Il recente debutto non deve tuttavia trarre in inganno in merito all’etá media dei componenti della band e alla sua tutt’altro che semplice vicenda. Dopo la pubblicazione di un EP (“Voices Unknown”, 2011) e di un singolo (“Faces”, 2012), a cavallo tra il 2012 e il 2013, il bassista della band, Kade Turner si trovò suo malgrado coinvolto in un terribile incidente motociclistico che quasi gli costò la vita e poco più tardi il vocalist Nigel Jackson fu costretto a subire un intervento di trapianto del midollo osseo.
Queste due drammatiche situazioni hanno portato il gruppo vicino allo scioglimento ma hanno – per fortuna – avuto esiti positivi sicché, una volta terminato il recupero di entrambi i musicisti, i Branch Arterial poterono tornare in pista e ultimare il tanto sospirato debut album.
E che debut album! “Beyond The Border” è a tutti gli effetti un concentrato di progressive metal egualmente debitore tanto di mostri sacri del genere come Dream Theater e Rush quanto di realtà più recenti ma altrettanto apprezzabili quali TesseracT, The Mars Volta, The Safety Fire e Good Tiger e forse, proprio in virtú della ricercatezza delle trame e della voce morbida, cristallina e ammaliante di Jackson, sono i Good Tiger il termine di paragone maggiormente azzeccato.
Le dieci canzoni che compongono “Beyond The Border”, al pari di quanto proposto dalla Tigre Buona un paio d’anni or sono, appaiono fresche e ispirate, ricercate ma non cervellotiche e illuminate da spettacolari refrain melodici nonché da un guitar work di altissima classe, in grado di farsi valere sia in fase ritmica sia in fase di assolo.
Il top assoluto viene forse raggiunto con le splendide melodie dell’ispiratissima “Where I Belong” e con la piu spezzettata “Circus” (e il suo favoloso guitar solo verso la tre quarti) ma brani come l’iniziale “Waste Away”, dal gusto più marcatamente djenty o la Dream Theater-iana “My Curse”non sono in ogni caso da meno.
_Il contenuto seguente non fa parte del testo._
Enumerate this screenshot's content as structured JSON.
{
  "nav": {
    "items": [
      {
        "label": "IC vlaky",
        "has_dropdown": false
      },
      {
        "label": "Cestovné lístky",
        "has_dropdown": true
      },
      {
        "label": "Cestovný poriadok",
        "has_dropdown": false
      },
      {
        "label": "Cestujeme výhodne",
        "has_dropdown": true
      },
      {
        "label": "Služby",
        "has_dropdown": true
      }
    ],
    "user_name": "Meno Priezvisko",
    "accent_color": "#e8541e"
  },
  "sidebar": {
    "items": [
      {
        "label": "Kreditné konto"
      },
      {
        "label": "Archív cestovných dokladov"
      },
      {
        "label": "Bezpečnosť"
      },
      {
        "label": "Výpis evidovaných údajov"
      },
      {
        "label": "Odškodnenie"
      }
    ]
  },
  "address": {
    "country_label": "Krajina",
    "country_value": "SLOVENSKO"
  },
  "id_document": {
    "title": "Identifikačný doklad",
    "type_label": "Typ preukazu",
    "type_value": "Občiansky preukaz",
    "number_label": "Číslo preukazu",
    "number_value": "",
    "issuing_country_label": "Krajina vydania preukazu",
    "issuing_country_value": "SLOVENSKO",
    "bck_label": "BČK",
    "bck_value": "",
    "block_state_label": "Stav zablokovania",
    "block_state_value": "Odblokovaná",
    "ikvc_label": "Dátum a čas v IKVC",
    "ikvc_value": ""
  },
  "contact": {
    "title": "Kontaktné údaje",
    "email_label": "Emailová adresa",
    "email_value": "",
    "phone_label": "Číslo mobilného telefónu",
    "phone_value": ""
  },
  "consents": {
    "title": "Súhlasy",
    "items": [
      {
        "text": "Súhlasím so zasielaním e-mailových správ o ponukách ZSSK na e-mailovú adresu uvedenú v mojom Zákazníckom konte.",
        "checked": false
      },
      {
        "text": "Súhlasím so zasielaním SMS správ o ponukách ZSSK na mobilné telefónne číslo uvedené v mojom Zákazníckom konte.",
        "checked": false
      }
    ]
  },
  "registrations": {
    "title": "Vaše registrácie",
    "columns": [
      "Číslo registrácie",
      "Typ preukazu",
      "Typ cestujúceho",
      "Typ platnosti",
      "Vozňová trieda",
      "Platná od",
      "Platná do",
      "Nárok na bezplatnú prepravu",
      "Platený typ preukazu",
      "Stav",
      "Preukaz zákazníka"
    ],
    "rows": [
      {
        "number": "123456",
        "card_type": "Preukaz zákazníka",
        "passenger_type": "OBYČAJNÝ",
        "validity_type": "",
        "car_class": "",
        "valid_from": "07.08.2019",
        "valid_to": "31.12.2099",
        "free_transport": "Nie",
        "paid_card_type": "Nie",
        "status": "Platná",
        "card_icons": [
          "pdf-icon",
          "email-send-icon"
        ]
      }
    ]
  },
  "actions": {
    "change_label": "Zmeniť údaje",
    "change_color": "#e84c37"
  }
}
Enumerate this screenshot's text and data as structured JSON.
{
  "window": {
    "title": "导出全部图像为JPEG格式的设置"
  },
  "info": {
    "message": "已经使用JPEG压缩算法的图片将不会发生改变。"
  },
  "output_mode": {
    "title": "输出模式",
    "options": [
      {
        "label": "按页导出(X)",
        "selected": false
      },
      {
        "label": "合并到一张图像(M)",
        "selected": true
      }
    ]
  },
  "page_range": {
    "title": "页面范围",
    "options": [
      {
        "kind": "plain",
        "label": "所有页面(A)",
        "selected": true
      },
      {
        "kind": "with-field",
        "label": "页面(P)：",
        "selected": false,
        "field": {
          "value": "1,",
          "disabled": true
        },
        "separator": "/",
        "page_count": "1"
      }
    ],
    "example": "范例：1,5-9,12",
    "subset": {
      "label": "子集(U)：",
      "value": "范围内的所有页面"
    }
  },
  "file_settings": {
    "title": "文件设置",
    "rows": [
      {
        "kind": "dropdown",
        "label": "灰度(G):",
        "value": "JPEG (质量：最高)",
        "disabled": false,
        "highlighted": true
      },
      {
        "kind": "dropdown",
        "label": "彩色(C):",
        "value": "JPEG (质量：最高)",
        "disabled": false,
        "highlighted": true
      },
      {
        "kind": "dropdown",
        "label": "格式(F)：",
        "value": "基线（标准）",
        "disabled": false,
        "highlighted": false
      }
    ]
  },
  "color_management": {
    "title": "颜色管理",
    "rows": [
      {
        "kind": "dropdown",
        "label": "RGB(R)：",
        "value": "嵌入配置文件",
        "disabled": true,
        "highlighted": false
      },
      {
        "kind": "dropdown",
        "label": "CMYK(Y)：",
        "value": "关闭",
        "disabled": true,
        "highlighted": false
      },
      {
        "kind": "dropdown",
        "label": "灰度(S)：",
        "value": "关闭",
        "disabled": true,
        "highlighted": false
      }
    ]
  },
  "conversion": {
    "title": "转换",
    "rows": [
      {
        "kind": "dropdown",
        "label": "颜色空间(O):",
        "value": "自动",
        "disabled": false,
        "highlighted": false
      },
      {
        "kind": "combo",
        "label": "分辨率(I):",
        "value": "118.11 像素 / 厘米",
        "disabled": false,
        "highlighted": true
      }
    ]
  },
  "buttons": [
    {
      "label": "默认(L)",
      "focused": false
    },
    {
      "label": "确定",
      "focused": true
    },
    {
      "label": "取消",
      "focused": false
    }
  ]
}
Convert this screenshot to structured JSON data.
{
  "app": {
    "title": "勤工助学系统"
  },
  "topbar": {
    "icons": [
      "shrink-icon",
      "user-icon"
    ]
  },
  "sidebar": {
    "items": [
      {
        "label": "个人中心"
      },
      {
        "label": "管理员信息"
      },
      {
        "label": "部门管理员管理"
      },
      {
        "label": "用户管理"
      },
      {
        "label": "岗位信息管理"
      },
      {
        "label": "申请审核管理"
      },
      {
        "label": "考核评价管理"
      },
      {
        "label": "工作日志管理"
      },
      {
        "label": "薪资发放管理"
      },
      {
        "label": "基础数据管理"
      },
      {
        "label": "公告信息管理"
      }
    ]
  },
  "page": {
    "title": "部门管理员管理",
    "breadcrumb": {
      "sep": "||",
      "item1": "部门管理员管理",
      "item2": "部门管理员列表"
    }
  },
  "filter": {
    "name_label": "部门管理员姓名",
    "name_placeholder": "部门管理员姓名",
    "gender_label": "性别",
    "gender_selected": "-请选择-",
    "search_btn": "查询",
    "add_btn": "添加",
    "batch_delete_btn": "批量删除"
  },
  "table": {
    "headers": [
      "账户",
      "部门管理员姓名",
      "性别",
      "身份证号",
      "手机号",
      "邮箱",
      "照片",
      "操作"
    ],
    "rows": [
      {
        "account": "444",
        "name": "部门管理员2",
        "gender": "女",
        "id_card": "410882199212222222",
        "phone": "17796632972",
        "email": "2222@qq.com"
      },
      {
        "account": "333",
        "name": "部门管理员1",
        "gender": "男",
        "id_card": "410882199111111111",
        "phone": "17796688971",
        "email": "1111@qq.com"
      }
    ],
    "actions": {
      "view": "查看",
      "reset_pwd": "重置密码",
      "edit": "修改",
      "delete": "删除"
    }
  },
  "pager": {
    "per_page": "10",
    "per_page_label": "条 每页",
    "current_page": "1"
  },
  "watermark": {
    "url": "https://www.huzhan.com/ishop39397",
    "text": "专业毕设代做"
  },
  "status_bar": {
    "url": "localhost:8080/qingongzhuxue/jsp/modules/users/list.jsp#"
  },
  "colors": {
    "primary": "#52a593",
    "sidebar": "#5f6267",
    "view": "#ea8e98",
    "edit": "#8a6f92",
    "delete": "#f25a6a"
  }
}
La tracklist di “Beyond The Border” non è peraltro di quelle elefantiache, sicché negli oltre quaranta minuti di musica proposta, anche laddove il discorso rimanga sui binari tracciati dal quartetto di testa non v’è posto per significativi cali di tensione e i Branch Arterial trovano modo di calare una serie di assi in grado di conquistare definitivamente il cuore e la mente dell’ascoltatore.
Da “Take Me” alla conclusiva “Where Are You Now” passando per l’intensa “Dreamer” e la più robusta “Alone Together” senza trascurare l’intermezzo sintetico costituito dalla title-track è davvero un bel sentire, con forse la sola “New Way Home” ad allentare leggermente la presa, senza comunque inficiare in alcun modo il risultato complessivo.
La sorte pare non aver arriso ai Branch Arterial per un certo periodo della loro carriera ma la costanza e il talento premiano e dopo tanto lavoro e tante peripezie è giunto il momento di raccogliere i frutti di una semina iniziata nel 2011: i progster – di nuova e vecchia generazione – sono avvisati.